Did Rutherford have issues? No doubt. Was he brusque and overbearing? Probably so. Did he like the booze, even during Prohibition? Apparently. Was he responsible for demonizing any who opposed him? He was a lawyer, wasn’t he? Did he have martial problems? Everyone who has a mate does, so why should Rutherford be any different?

But despite his personal flaws he brought Jehovah’s Witnesses into the spotlight on the world stage. His books, like Enemies, were very powerful exposes of false religion. Rutherford’s boldness and outspokenness seems to be what the Bible Students/Jehovah’s Witnesses needed at the time to brace themselves for the persecution that came upon them in Nazi Germany and in America and throughout the English speaking world.  His combative nature emboldened Jehovah’s Witnesses to defy Hitler and stand up to wave after wave of persecution in the United States. Taking the broader view, it appears that Joseph Franklin Rutherford was well suited for the times in which he lived. 

When it comes to our judging individuals, even in post-mortem retrospect, we do well to consider the question Paul posed to the brothers in his letter to the Romans: “Who are you to judge the servant of another? To his own master he stands or falls. Indeed, he will be made to stand, for Jehovah can make him stand.”

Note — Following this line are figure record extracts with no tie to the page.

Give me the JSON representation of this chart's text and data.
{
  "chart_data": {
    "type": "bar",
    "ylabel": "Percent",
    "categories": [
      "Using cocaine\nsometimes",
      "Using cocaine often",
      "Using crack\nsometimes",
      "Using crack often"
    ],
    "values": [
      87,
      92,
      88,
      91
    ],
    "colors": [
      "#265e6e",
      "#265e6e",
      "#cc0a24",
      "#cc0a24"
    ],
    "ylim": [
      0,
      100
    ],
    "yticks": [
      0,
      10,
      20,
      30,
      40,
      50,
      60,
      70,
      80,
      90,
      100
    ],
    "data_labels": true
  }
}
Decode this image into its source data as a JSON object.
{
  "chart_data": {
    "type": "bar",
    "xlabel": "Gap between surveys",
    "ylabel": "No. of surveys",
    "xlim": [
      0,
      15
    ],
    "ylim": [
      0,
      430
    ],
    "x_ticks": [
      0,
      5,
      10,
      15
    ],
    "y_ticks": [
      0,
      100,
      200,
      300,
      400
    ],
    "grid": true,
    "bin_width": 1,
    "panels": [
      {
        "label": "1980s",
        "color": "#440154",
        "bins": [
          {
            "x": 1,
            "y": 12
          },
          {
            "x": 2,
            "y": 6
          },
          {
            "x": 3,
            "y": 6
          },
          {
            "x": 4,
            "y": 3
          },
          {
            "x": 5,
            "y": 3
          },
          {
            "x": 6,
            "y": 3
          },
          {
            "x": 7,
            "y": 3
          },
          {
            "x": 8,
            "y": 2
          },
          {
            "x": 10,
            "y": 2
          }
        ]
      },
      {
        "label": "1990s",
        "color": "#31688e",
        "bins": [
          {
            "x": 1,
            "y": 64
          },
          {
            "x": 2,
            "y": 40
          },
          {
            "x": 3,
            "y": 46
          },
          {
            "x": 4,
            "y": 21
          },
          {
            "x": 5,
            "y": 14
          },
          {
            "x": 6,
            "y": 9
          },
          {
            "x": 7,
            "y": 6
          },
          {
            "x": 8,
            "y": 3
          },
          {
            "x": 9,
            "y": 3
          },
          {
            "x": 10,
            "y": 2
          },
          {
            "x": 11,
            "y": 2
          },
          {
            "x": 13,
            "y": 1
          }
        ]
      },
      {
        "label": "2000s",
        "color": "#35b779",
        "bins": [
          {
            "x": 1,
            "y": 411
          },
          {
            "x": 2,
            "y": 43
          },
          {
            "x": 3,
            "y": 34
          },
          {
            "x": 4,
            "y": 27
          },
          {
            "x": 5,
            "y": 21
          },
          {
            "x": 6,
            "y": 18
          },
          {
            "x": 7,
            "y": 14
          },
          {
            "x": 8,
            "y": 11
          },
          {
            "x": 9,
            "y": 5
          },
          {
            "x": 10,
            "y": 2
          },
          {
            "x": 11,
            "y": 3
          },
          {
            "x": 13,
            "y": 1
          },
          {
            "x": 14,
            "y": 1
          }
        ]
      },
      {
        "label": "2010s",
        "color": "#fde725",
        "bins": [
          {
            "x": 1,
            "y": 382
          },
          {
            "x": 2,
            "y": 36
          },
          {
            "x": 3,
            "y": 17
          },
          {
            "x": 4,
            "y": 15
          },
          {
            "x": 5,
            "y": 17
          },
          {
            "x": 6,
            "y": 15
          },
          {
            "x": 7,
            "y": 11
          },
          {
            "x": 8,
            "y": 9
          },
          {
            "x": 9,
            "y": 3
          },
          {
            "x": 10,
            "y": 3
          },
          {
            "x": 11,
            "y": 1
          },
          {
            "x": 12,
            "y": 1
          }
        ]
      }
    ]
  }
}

Paul also wrote to the Corinthians on the matter of judging, saying: “A man should regard us as attendants of Christ and stewards of God’s sacred secrets. In this regard, what is expected of stewards is that they be found faithful. Now to me it is of very little importance to be examined by you or by a human tribunal. In fact, I do not even examine myself. For I am not conscious of anything against myself. But by this I am not proved righteous; the one who examines me is Jehovah. Therefore, do not judge anything before the due time, until the Lord comes. He will bring the secret things of darkness to light and make known the intentions of the hearts, and then each one will receive his praise from God.”